Here is a very simple example which uses a Nib for the item's prototype:

@interface ViewController()

@property (weak) IBOutlet NSCollectionView *collectionView;

@end

@implementation ViewController

- (void)viewDidLoad {
    [super viewDidLoad];
    NSNib *theNib = [[NSNib alloc] initWithNibNamed:@"Item" bundle:nil];

    [self.collectionView registerNib:theNib forItemWithIdentifier:@"item"];
}

#pragma mark NSCollectionViewDataSource

- (NSInteger)numberOfSectionsInCollectionView:(NSCollectionView *)inCollectionView {
    return 1;
}

- (NSInteger)collectionView:(NSCollectionView *)inCollectionView numberOfItemsInSection:(NSInteger)inSection {
    return 10;
}

- (NSCollectionViewItem *)collectionView:(NSCollectionView *)inCollectionView itemForRepresentedObjectAtIndexPath:(NSIndexPath *)inIndexPath {
    NSCollectionViewItem *theItem = [inCollectionView makeItemWithIdentifier:@"item" forIndexPath:inIndexPath];
    NSTextField *theLabel = (NSTextField *)theItem.view;

    theLabel.stringValue = [NSString stringWithFormat:@"%d.%d", (int)inIndexPath.section, (int)inIndexPath.item];
    return theItem;
}

@end

The NIB contains just a NSCollectionViewItem with a text field as view.

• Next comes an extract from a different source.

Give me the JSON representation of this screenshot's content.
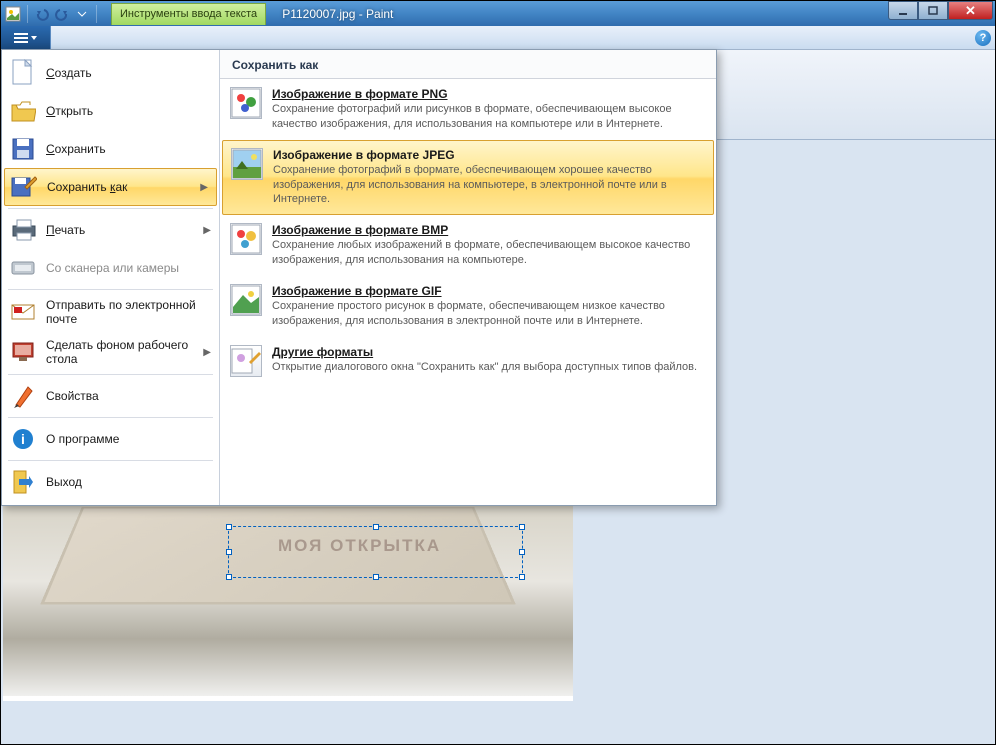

Addendum: I think you should create a NSCollectionViewItem.xib for the registerClass variant. A view controller will search for a NIB with its class name, if you doesn't create its view manually in loadView. Thus, you can't use plain NSCollectionViewItem without a NIB for registering a class, because of makeItemWithIdentifier:forIndexPath: will access the view of the item.